Since the introduction of P6 architecture with Pentium Pro Intel processors use a hybrid CISC/RISC architecture. The processor must accept CISC instructions, also known as x86 instructions, since all software available today is written using this kind of instructions. A RISC-only CPU couldn’t be create for the PC because it wouldn’t run software we have available today, like Windows and Office.
So, the solution used by all processors available on the market today from both Intel and AMD is to use a CISC/RISC decoder. Internally the CPU processes RISC-like instructions, but its front-end accepts only CISC x86 instructions.
CISC x86 instructions are referred as ”instructions“ as the internal RISC instructions are referred as ”microinstructions“, ”micro-ops“ or ”µops“.
These RISC microinstructions, however, cannot be accessed directly, so we couldn’t create software based on these instructions to bypass the decoder. Also, each CPU uses its own RISC instructions, which are not public documented and are incompatible with microinstructions from other CPUs. I.e., Pentium M microinstructions are different from Pentium 4 microinstructions, which are different from Athlon 64 microinstructions.
Depending on the complexity of the x86 instruction, it has to be converted into several RISC microinstructions.
Pentium M instruction decoder works like shown in Figure 3. As you can see, there are three decoders and a Micro Instruction Sequencer (MIS). Two decoders are optimized for simple instructions, which are the most used ones. This kind of instruction is converted in just one micro-op. One decoder is optimized for complex x86 instructions, which can be converted in up to four micro-ops. If the x86 instruction is too complex, i.e., it converts into more than four micro-ops, it is sent to the Micro Instruction Sequencer, which is a ROM memory containing a list of micro-ops that should replace the given x86 instruction.
click to enlarge
Figure 3: Instruction Decoder and Register Renaming.
The instruction decoder can convert up to three x86 instructions per clock cycle, one complex at Decoder 0 and two simple at decoders 1 and 2, feeding the Decoded Instruction Queue with up to six micro-ops per clock cycle, scenario that is reached when Decoder 0 sends four micro-ops and the other two decoders send one micro-op each – or when the MIS is used. Very complex x86 instructions that use the Micro Instruction Sequencer can delay several clock cycles to be decoded, depending on how many micro-ops will be generated from the conversion. Keep in mind that the Decoded Instruction Queue can hold only up to six micro-ops, so if more than six micro-ops are generated by the decoder plus MIS, another clock cycle is needed to send the current micro-ops present in the queue to the Register Allocation Table (RAT), empty the queue and accept the micro-ops that didn’t ”fit“ before.
Pentium M uses a new concept to the P6 architecture that is called micro-op fusion. On Pentium M the decoder unit fuses two micro-ops into one. They will be de-fused only to be executed, at the execution stage.
On P6 architecture, each microinstruction is 118-bit long. Pentium M instead of working with 118-bit micro-ops works with 236-bit long micro-ops that are in fact two 118-bit micro-ops.
Keep in mind that the micro-ops continue to be 118-bit long; what changed is that they are transported in groups of two.
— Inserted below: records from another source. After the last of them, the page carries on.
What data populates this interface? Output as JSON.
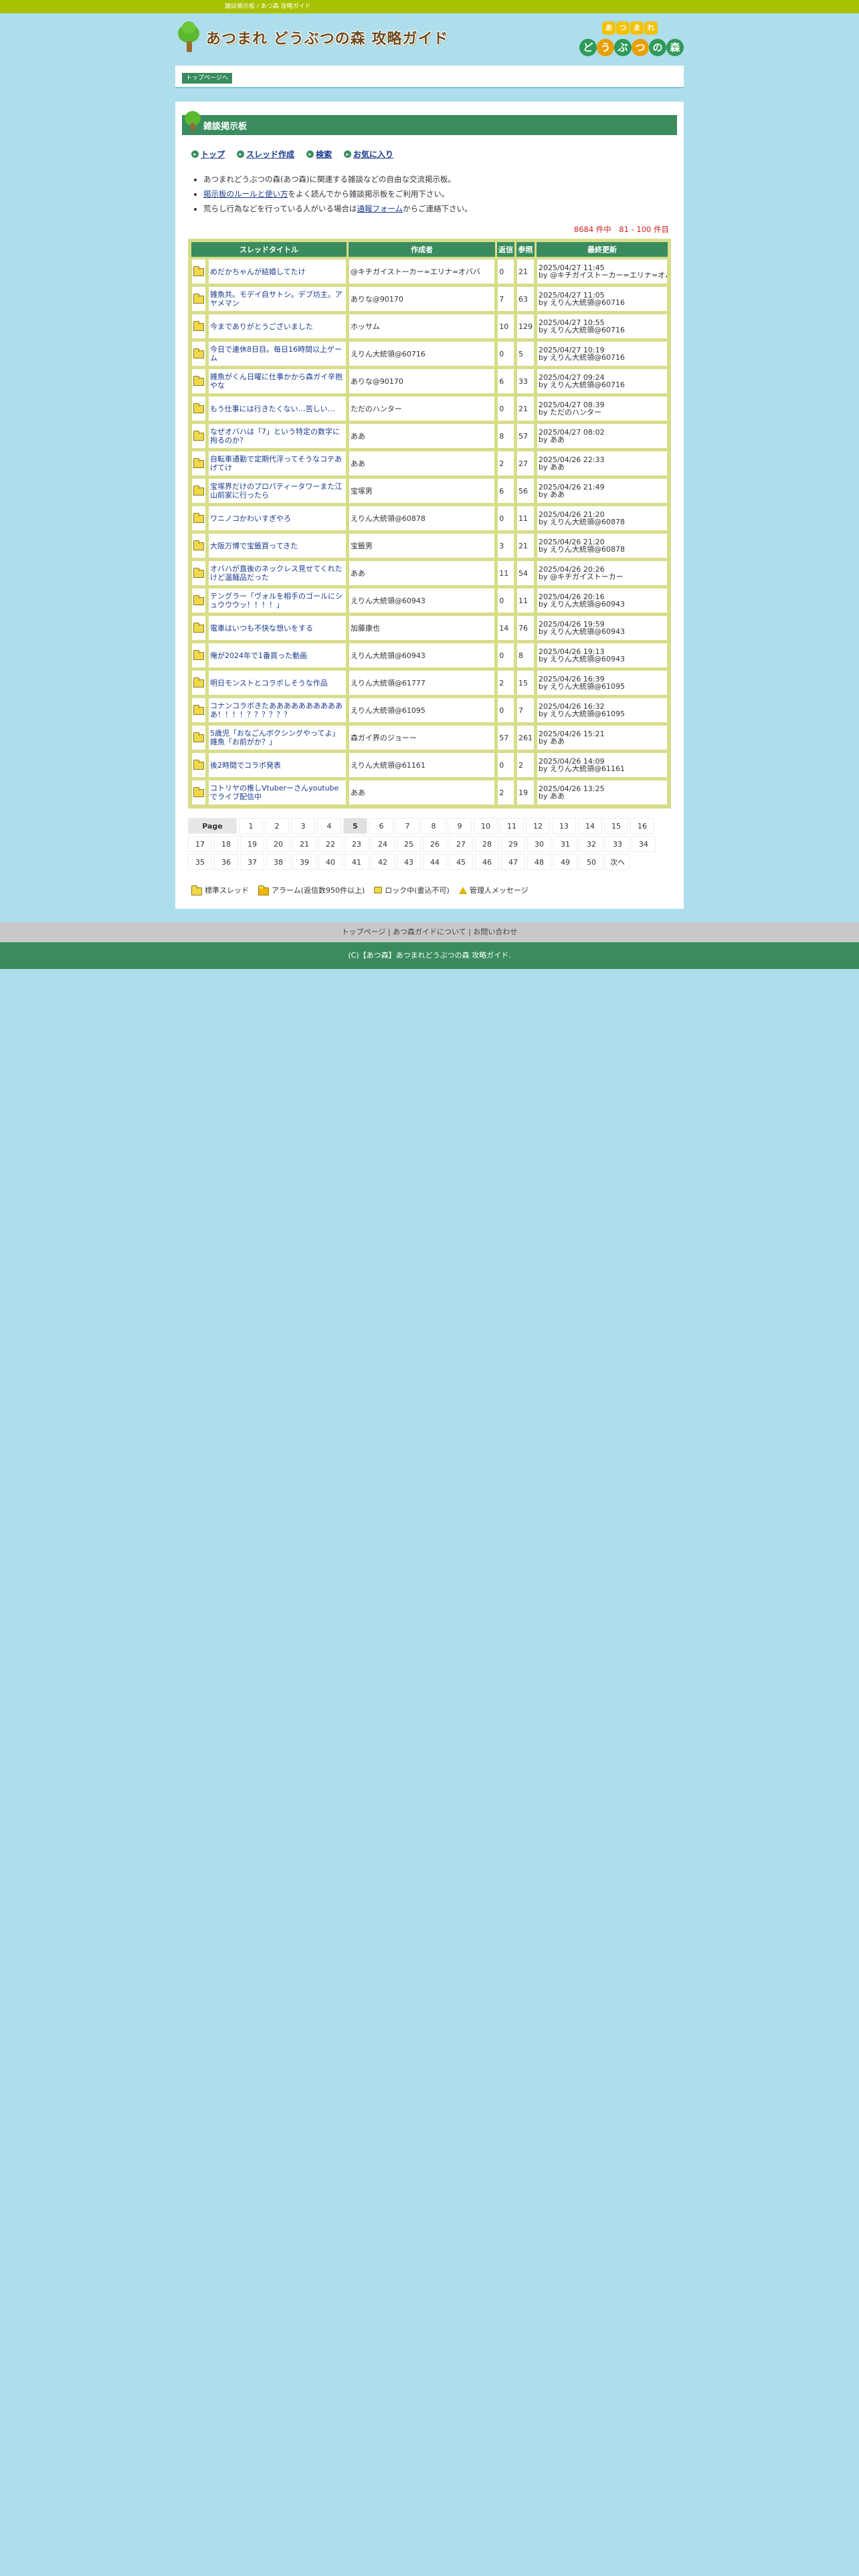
{
  "topbar": {
    "text": "雑談掲示板 / あつ森 攻略ガイド"
  },
  "header": {
    "site_title": "あつまれ どうぶつの森 攻略ガイド",
    "badge_small": [
      "あ",
      "つ",
      "ま",
      "れ"
    ],
    "badge_large": [
      "ど",
      "う",
      "ぶ",
      "つ",
      "の",
      "森"
    ]
  },
  "breadcrumb": {
    "top_label": "トップページへ"
  },
  "bbs": {
    "title": "雑談掲示板",
    "nav": [
      {
        "label": "トップ"
      },
      {
        "label": "スレッド作成"
      },
      {
        "label": "検索"
      },
      {
        "label": "お気に入り"
      }
    ],
    "notes": {
      "line1": "あつまれどうぶつの森(あつ森)に関連する雑談などの自由な交流掲示板。",
      "line2_link": "掲示板のルールと使い方",
      "line2_rest": "をよく読んでから雑談掲示板をご利用下さい。",
      "line3_pre": "荒らし行為などを行っている人がいる場合は",
      "line3_link": "通報フォーム",
      "line3_post": "からご連絡下さい。"
    },
    "count": "8684 件中　81 - 100 件目"
  },
  "table": {
    "headers": {
      "title": "スレッドタイトル",
      "author": "作成者",
      "replies": "返信",
      "views": "参照",
      "updated": "最終更新"
    },
    "rows": [
      {
        "title": "めだかちゃんが結婚してたけ",
        "author": "@キチガイストーカー=エリナ=オババ",
        "replies": "0",
        "views": "21",
        "date": "2025/04/27 11:45",
        "by": "by @キチガイストーカー=エリナ=オババ"
      },
      {
        "title": "雑魚共。モデイ自サトシ。デブ坊主。アヤメマン",
        "author": "ありな@90170",
        "replies": "7",
        "views": "63",
        "date": "2025/04/27 11:05",
        "by": "by えりん大統領@60716"
      },
      {
        "title": "今までありがとうございました",
        "author": "ホッサム",
        "replies": "10",
        "views": "129",
        "date": "2025/04/27 10:55",
        "by": "by えりん大統領@60716"
      },
      {
        "title": "今日で連休8日目。毎日16時間以上ゲーム",
        "author": "えりん大統領@60716",
        "replies": "0",
        "views": "5",
        "date": "2025/04/27 10:19",
        "by": "by えりん大統領@60716"
      },
      {
        "title": "雑魚がくん日曜に仕事かから森ガイ辛抱やな",
        "author": "ありな@90170",
        "replies": "6",
        "views": "33",
        "date": "2025/04/27 09:24",
        "by": "by えりん大統領@60716"
      },
      {
        "title": "もう仕事には行きたくない…苦しい…",
        "author": "ただのハンター",
        "replies": "0",
        "views": "21",
        "date": "2025/04/27 08:39",
        "by": "by ただのハンター"
      },
      {
        "title": "なぜオバハは「7」という特定の数字に拘るのか？",
        "author": "ああ",
        "replies": "8",
        "views": "57",
        "date": "2025/04/27 08:02",
        "by": "by ああ"
      },
      {
        "title": "自転車通勤で定期代浮ってそうなコテあげてけ",
        "author": "ああ",
        "replies": "2",
        "views": "27",
        "date": "2025/04/26 22:33",
        "by": "by ああ"
      },
      {
        "title": "宝塚界だけのプロパティータワーまた江山前家に行ったら",
        "author": "宝塚男",
        "replies": "6",
        "views": "56",
        "date": "2025/04/26 21:49",
        "by": "by ああ"
      },
      {
        "title": "ワニノコかわいすぎやろ",
        "author": "えりん大統領@60878",
        "replies": "0",
        "views": "11",
        "date": "2025/04/26 21:20",
        "by": "by えりん大統領@60878"
      },
      {
        "title": "大阪万博で宝籤買ってきた",
        "author": "宝籤男",
        "replies": "3",
        "views": "21",
        "date": "2025/04/26 21:20",
        "by": "by えりん大統領@60878"
      },
      {
        "title": "オバハが直後のネックレス見せてくれたけど温麺品だった",
        "author": "ああ",
        "replies": "11",
        "views": "54",
        "date": "2025/04/26 20:26",
        "by": "by @キチガイストーカー"
      },
      {
        "title": "テングラー「ヴォルを相手のゴールにシュウウウッ！！！！」",
        "author": "えりん大統領@60943",
        "replies": "0",
        "views": "11",
        "date": "2025/04/26 20:16",
        "by": "by えりん大統領@60943"
      },
      {
        "title": "電車はいつも不快な想いをする",
        "author": "加藤康也",
        "replies": "14",
        "views": "76",
        "date": "2025/04/26 19:59",
        "by": "by えりん大統領@60943"
      },
      {
        "title": "俺が2024年で1番買った動画",
        "author": "えりん大統領@60943",
        "replies": "0",
        "views": "8",
        "date": "2025/04/26 19:13",
        "by": "by えりん大統領@60943"
      },
      {
        "title": "明日モンストとコラボしそうな作品",
        "author": "えりん大統領@61777",
        "replies": "2",
        "views": "15",
        "date": "2025/04/26 16:39",
        "by": "by えりん大統領@61095"
      },
      {
        "title": "コナンコラボきたあああああああああああ！！！！？？？？？？",
        "author": "えりん大統領@61095",
        "replies": "0",
        "views": "7",
        "date": "2025/04/26 16:32",
        "by": "by えりん大統領@61095"
      },
      {
        "title": "5歳児「おなごんボクシングやってよ」雑魚「お前がか？」",
        "author": "森ガイ界のジョーー",
        "replies": "57",
        "views": "261",
        "date": "2025/04/26 15:21",
        "by": "by ああ"
      },
      {
        "title": "後2時間でコラボ発表",
        "author": "えりん大統領@61161",
        "replies": "0",
        "views": "2",
        "date": "2025/04/26 14:09",
        "by": "by えりん大統領@61161"
      },
      {
        "title": "コトリヤの推しVtuberーさんyoutubeでライブ配信中",
        "author": "ああ",
        "replies": "2",
        "views": "19",
        "date": "2025/04/26 13:25",
        "by": "by ああ"
      }
    ]
  },
  "pager": {
    "label": "Page",
    "current": "5",
    "row1": [
      "1",
      "2",
      "3",
      "4",
      "5",
      "6",
      "7",
      "8",
      "9",
      "10",
      "11",
      "12",
      "13",
      "14",
      "15",
      "16"
    ],
    "row2": [
      "17",
      "18",
      "19",
      "20",
      "21",
      "22",
      "23",
      "24",
      "25",
      "26",
      "27",
      "28",
      "29",
      "30",
      "31",
      "32",
      "33",
      "34"
    ],
    "row3": [
      "35",
      "36",
      "37",
      "38",
      "39",
      "40",
      "41",
      "42",
      "43",
      "44",
      "45",
      "46",
      "47",
      "48",
      "49",
      "50",
      "次へ"
    ]
  },
  "legend": {
    "standard": "標準スレッド",
    "alarm": "アラーム(返信数950件以上)",
    "locked": "ロック中(書込不可)",
    "admin": "管理人メッセージ"
  },
  "footer": {
    "links": "トップページ | あつ森ガイドについて | お問い合わせ",
    "copyright": "(C)【あつ森】あつまれどうぶつの森 攻略ガイド."
  },
  "colors": {
    "green": "#3a8c5e",
    "lime": "#a9c200",
    "sky": "#aedeeb",
    "red": "#cc2222"
  }
}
This idea behind this approach was to save energy and increase performance. It is faster to send one 236-bit micro-op than two 118-bit micro-ops. Also the CPU will consume less power, since less micro-ops will be circulating inside of it.
Fused micro-ops are then sent to the Register Allocation Table (RAT). CISC x86 architecture has only eight 32-bit registers (EAX, EBX, ECX, EDX, EBP, ESI, EDI and ESP). This number is simply too low, especially because modern CPUs can execute code out-of-order, what would ”kill“ the contents of a given register, crashing the program.
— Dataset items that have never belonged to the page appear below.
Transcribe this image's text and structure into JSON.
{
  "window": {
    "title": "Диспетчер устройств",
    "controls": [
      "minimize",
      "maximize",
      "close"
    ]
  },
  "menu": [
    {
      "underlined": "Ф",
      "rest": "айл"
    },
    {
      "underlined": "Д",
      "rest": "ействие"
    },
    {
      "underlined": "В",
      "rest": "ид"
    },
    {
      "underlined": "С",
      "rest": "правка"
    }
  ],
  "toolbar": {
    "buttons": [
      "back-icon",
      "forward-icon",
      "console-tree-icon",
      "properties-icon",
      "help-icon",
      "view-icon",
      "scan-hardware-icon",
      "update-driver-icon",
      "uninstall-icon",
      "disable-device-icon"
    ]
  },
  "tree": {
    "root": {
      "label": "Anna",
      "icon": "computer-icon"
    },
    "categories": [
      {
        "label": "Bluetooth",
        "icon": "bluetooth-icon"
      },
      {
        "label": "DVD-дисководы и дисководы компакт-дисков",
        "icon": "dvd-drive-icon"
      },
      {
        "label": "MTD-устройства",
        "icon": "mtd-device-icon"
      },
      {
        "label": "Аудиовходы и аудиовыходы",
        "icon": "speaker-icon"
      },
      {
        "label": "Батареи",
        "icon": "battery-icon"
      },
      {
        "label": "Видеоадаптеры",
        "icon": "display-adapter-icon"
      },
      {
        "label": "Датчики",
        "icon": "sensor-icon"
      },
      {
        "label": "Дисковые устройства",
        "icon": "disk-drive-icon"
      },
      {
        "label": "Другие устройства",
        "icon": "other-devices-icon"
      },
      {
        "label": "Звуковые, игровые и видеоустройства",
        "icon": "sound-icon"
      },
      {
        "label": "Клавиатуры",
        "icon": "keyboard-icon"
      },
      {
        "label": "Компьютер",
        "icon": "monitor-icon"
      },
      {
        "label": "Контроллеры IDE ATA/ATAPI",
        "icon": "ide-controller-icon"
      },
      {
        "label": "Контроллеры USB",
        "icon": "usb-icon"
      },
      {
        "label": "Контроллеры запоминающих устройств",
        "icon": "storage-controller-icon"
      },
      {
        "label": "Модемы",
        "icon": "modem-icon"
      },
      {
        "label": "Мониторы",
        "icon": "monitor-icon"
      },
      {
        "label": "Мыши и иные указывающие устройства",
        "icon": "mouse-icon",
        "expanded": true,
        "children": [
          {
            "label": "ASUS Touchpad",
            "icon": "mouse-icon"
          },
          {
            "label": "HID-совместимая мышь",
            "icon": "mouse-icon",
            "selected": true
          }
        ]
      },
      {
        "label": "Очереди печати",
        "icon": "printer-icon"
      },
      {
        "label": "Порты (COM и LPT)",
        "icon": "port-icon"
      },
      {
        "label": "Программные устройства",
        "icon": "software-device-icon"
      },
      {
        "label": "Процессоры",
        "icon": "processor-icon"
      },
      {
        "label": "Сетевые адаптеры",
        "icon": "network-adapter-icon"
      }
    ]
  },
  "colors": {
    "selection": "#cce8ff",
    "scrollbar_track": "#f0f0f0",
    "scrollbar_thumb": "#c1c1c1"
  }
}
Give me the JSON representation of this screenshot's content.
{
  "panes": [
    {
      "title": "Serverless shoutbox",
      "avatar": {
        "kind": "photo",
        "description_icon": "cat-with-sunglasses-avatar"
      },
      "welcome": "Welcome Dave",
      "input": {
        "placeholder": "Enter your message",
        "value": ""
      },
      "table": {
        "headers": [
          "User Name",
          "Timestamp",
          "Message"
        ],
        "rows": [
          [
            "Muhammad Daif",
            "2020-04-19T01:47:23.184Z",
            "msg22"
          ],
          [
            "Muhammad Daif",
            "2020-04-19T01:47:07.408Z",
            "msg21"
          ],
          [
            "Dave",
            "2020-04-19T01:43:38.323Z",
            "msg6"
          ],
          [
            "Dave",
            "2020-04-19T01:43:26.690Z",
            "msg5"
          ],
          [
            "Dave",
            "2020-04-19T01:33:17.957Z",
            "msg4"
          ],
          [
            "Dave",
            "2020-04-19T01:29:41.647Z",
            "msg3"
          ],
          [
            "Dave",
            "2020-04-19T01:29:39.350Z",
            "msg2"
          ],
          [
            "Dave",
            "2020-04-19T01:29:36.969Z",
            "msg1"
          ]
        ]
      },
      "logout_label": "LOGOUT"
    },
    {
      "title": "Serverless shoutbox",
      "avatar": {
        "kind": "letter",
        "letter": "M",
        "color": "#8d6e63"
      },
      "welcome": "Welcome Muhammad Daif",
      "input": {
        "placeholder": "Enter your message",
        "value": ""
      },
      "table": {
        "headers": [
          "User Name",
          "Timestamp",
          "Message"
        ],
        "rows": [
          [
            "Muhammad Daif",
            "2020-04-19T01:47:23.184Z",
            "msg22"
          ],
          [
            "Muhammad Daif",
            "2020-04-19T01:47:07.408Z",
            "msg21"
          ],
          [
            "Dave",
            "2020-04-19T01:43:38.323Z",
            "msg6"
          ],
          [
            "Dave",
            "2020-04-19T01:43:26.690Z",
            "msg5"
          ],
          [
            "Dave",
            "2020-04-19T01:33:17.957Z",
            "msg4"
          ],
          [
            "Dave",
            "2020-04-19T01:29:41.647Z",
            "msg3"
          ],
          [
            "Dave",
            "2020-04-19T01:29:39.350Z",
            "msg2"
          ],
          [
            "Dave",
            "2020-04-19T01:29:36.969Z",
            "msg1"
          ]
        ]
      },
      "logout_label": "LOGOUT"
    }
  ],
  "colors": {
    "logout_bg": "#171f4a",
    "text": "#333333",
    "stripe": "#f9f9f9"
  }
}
So, at this stage, the processor changes the name and contents of the registers used by the program into one of the 40 internal registers available (each one of them is 80-bit wide, thus accepting both integer and floating-point data), allowing the instruction to run at the same time of another instruction that uses the exact same standard register, or even out-of-order, i.e., this allows the second instruction to run before the first instruction even if they mess with the same register.